Zaledwie 32% respondentów deklaruje, że ich Zespoły nie dość, że mają Definicję Ukończenia, to jeszcze stosują ją w praktyce. Nie posiadam oczywiście wiedzy na temat tego, jak ta praktyka wygląda, jest to subiektywna ocena wypełniających ankietę. Sądzę, że poziom faktycznego przestrzegania Definicji Ukończenia może być nieco niższy, niż deklarowany, za to niezwykle mało prawdopodobne jest, by był wyższy.

Prawie tyle samo osób (33%) twierdzi, że co prawda ma Definicję Ukończenia, ale jej nie stosuje, albo nie robi tego konsekwentnie. Niezależnie od tego, jaki jest powód niestosowania się do istniejącej formalnie Definicji Ukończenia, tak naprawdę takie działanie oznacza, że Zespoły nie mają Definicji w rozumieniu Scruma. Tym samym respondentów tej grupy można śmiało połączyć z kolejną, która deklaruje, że Definicji Ukończenia nie ma w ogóle (24%).
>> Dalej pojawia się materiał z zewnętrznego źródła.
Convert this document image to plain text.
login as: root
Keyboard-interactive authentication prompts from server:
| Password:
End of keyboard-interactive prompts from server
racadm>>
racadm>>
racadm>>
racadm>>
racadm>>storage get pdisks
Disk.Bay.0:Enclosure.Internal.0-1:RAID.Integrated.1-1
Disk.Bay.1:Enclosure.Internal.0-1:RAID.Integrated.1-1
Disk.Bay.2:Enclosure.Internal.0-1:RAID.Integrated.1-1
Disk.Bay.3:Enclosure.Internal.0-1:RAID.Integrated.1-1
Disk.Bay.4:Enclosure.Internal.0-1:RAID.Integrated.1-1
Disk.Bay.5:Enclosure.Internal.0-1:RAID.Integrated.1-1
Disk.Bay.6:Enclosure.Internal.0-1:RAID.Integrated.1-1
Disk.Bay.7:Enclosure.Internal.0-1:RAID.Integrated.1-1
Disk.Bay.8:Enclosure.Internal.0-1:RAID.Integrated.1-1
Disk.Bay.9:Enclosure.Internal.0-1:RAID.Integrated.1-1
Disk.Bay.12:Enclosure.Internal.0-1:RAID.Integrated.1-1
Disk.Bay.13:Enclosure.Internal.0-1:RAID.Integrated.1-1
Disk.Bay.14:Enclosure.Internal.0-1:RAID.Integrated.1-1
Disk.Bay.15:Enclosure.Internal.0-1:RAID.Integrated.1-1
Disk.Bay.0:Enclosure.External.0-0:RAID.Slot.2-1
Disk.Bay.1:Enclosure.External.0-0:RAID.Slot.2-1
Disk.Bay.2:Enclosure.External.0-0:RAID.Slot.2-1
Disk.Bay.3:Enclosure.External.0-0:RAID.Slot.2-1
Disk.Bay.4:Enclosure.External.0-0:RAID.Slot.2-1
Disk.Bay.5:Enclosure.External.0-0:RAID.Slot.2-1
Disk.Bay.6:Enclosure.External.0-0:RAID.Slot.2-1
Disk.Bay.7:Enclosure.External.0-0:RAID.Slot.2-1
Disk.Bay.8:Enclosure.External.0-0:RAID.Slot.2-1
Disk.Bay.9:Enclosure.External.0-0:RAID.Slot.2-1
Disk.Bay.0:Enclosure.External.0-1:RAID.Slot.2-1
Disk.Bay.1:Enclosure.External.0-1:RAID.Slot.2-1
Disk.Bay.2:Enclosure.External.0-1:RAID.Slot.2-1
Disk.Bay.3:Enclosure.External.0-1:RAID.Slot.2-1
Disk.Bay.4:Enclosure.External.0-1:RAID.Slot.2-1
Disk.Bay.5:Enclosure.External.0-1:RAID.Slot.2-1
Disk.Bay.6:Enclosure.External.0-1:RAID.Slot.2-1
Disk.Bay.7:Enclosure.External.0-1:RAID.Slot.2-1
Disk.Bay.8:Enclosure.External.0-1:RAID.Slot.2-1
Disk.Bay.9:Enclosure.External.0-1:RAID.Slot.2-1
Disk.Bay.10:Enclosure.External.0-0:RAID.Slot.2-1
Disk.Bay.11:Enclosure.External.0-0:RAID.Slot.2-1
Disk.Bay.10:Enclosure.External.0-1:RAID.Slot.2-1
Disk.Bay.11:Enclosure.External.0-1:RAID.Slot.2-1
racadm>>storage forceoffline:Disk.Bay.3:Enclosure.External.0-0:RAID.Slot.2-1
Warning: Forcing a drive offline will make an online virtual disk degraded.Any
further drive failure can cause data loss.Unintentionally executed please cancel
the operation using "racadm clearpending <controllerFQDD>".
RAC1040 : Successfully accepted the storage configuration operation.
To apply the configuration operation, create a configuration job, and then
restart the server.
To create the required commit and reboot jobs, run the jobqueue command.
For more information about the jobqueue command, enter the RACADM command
Czy Definicja Ukończenia, o której istnieniu nic nie wiadomo, może mimo to istnieć i działać? Nie, nie może. A więc można przyjąć, że odpowiedź ostatniej grupy (11%) oznacza w praktyce, że ich Zespoły Definicji Ukończenia nie mają. I zsumować ich głosy z poprzednimi dwoma grupami.

Daje to porażający odsetek 68% Zespołów, które uważają, że posługują się Scrumem, a nie zadbały o kluczowy jego element, który umożliwia jakikolwiek empiryzm na poziomie produktu, jaki wytwarzają w tym rzekomym Scrumie.

Jak to w ogóle możliwe?

Przyczyn może być wiele, ich niekompletna i zupełnie subiektywna lista może wyglądać na przykład tak:

  • Nikt w tych Zespołach nie rozumie Scruma i stosowany jest on mechanistycznie.
  • Nikt nie wie, czym Definicja Ukończenia jest i jak ją stworzyć.
  • Nikomu nie zależy na tym, by cokolwiek tak naprawdę było ukończone.
  • Definicja Ukończenia, gdyby miała opisać, co naprawdę Zespół potrafi, obnażyłaby jego niskie możliwości, więc na wszelki wypadek Definicji nie sporządzono.
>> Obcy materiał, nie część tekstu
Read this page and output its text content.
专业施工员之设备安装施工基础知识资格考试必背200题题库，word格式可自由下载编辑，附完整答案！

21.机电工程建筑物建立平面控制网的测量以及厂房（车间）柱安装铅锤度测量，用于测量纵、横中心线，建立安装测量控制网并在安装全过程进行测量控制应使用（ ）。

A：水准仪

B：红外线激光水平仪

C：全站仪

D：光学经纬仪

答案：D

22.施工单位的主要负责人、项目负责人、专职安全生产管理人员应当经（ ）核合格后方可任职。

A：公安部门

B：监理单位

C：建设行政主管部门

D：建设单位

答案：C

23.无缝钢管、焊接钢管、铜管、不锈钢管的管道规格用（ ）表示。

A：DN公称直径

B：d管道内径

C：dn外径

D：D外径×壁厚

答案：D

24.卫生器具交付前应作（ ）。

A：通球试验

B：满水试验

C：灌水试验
Tę listę bez trudu dałoby się rozszerzyć o kolejne powody i wykręty. Nie można do niej natomiast dodać uzasadnienia, które często słyszę w Zespołach, gdy pytam, czemu Definicji nie mają: „organizacja narzuciła nam Definicję, z którą się nie zgadzamy”. Cóż to, u licha, za powód, by nie mieć i nie posługiwać się własną Definicją? Niechże się i rozjeżdża z tą „organizacyjną”, skoro nie ma innego wyjścia, ale niechaj wciąż będzie stworzona i stosowana. Przynajmniej widoczny stanie się problem z rozbieżnością opinii o tym, co właściwie powinno być robione. Będzie też wiadomo, co Zespół realnie robi. A tak? Nikt nic nie wie… i pewnie o to tak naprawdę chodzi.

Przyjmijmy litościwie, że wiele Zespołów po prostu nie wie, czym jest Definicja Ukończenia, dlaczego ona jest potrzebna i jak ją stworzyć, co powoduje, że takiej Definicji nie posiada.
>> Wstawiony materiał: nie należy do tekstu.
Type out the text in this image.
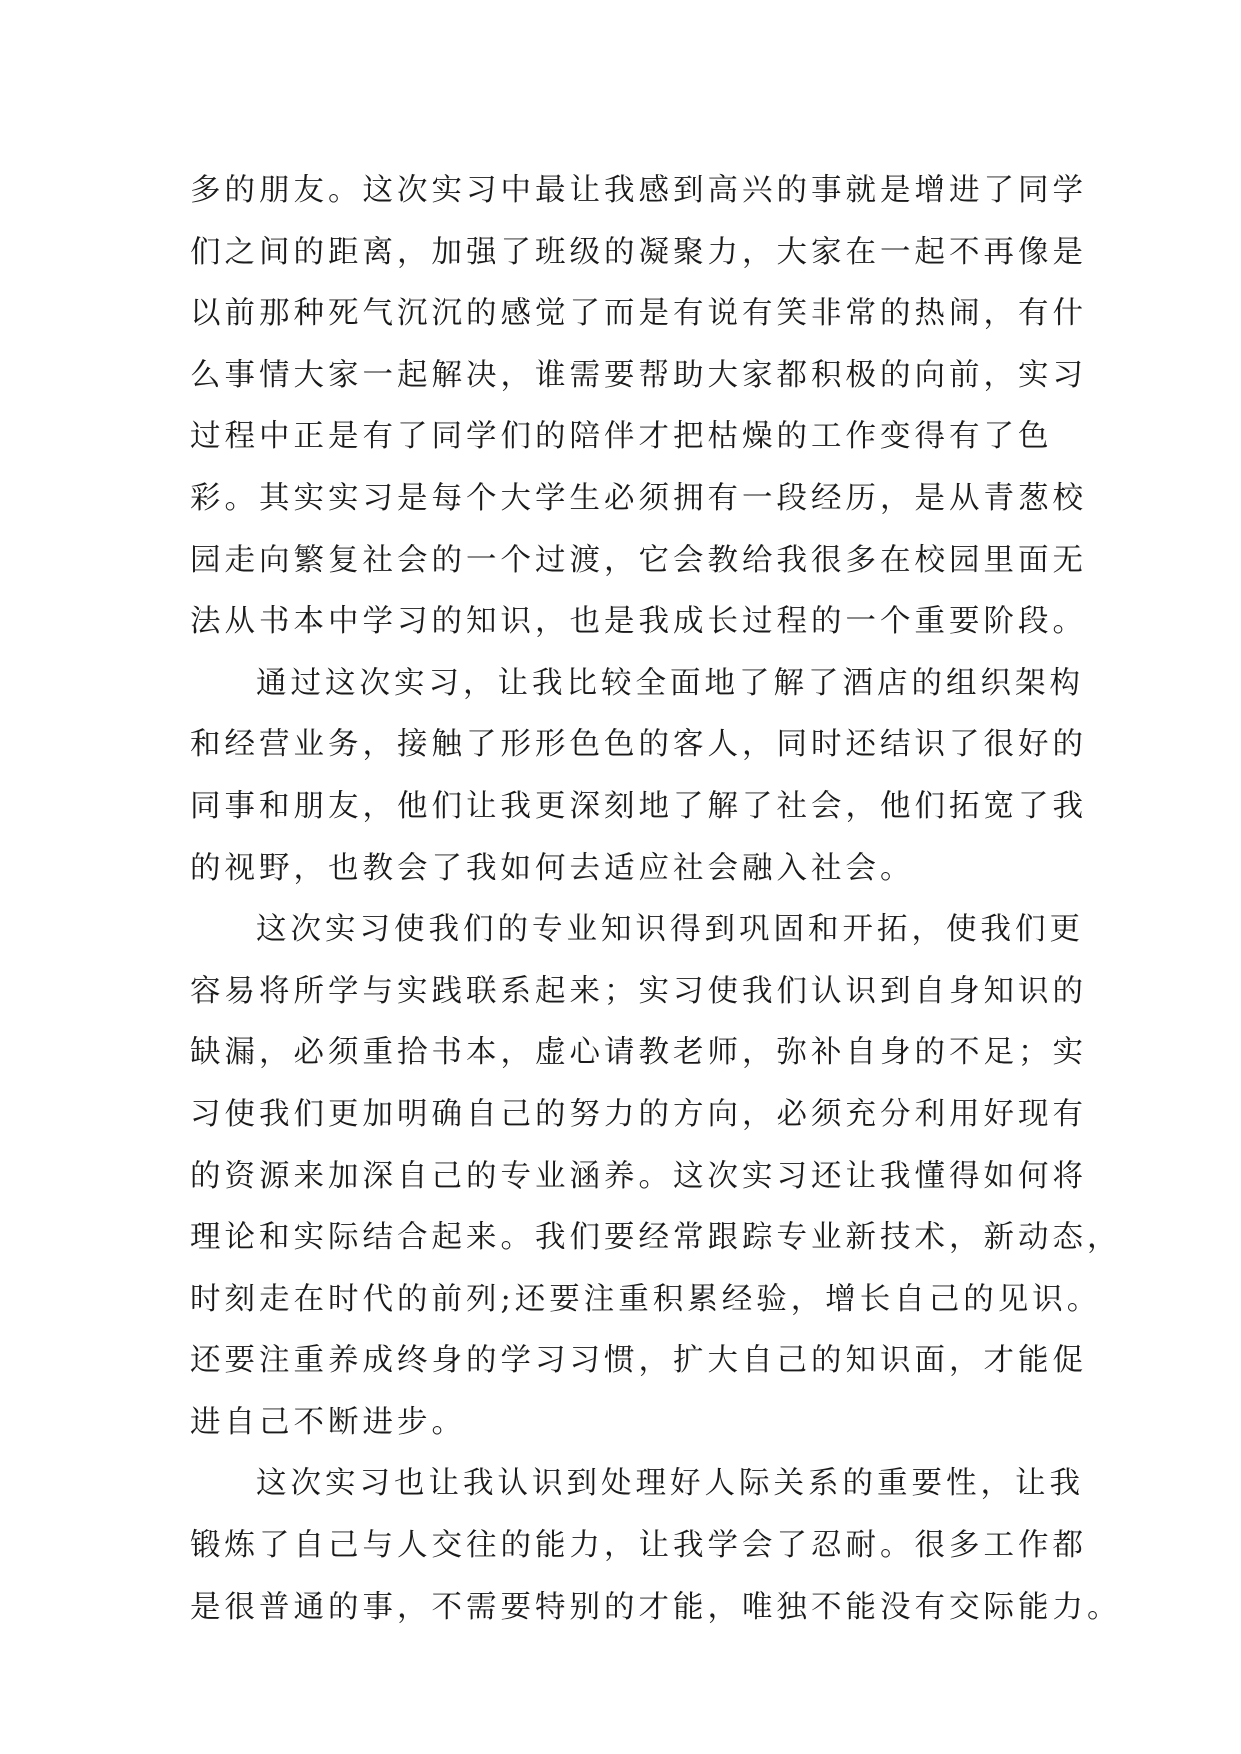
多的朋友。这次实习中最让我感到高兴的事就是增进了同学
们之间的距离，加强了班级的凝聚力，大家在一起不再像是
以前那种死气沉沉的感觉了而是有说有笑非常的热闹，有什
么事情大家一起解决，谁需要帮助大家都积极的向前，实习
过程中正是有了同学们的陪伴才把枯燥的工作变得有了色
彩。其实实习是每个大学生必须拥有一段经历，是从青葱校
园走向繁复社会的一个过渡，它会教给我很多在校园里面无
法从书本中学习的知识，也是我成长过程的一个重要阶段。
通过这次实习，让我比较全面地了解了酒店的组织架构
和经营业务，接触了形形色色的客人，同时还结识了很好的
同事和朋友，他们让我更深刻地了解了社会，他们拓宽了我
的视野，也教会了我如何去适应社会融入社会。
这次实习使我们的专业知识得到巩固和开拓，使我们更
容易将所学与实践联系起来；实习使我们认识到自身知识的
缺漏，必须重拾书本，虚心请教老师，弥补自身的不足；实
习使我们更加明确自己的努力的方向，必须充分利用好现有
的资源来加深自己的专业涵养。这次实习还让我懂得如何将
理论和实际结合起来。我们要经常跟踪专业新技术，新动态，
时刻走在时代的前列;还要注重积累经验，增长自己的见识。
还要注重养成终身的学习习惯，扩大自己的知识面，才能促
进自己不断进步。
这次实习也让我认识到处理好人际关系的重要性，让我
锻炼了自己与人交往的能力，让我学会了忍耐。很多工作都
是很普通的事，不需要特别的才能，唯独不能没有交际能力。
Definicja Ukończenia – powtórka ze Scruma

Scrum opiera się o empiryczną kontrolę procesu. A mówiąc po ludzku, decyzje o tym, co, jak i po co robić, podejmuje się w nim na bazie faktów, a nie założeń i domysłów. Dlatego do oceny tego, czy rozwój produktu idzie w dobrą stronę i czy budowany produkt jest zgodny z rzeczywistymi potrzebami interesariuszy (klientów, użytkowników), nie stosuje się jakiegoś abstrakcyjnego oszacowania postępu prac, mierzonego np. procentem zrealizowanych planów. Zamiast tego sprawdza się regularnie, jaki właściwie produkt jest w tym momencie. To pozwali odpowiedzieć jednoznacznie na kilka istotnych pytań:

  • Czy w ogóle udało się coś wytworzyć?
  • Czy to, co powstało, jest tym, czego potrzebują interesariusze?
  • Jeśli nie, co trzeba zmienić?
  • Jeśli tak, co robić dalej?

Taka ocena oczywiście nie polega na sprawdzeniu w planach i projektach, czy „idziemy w dobrą stronę” i czy „plan realizowany jest zgodnie z założeniami”. Jest przecież całkiem prawdopodobne, że plany i założenia były kompletnie chybione i trzymając się ich, uzyskamy niewłaściwe rezultaty.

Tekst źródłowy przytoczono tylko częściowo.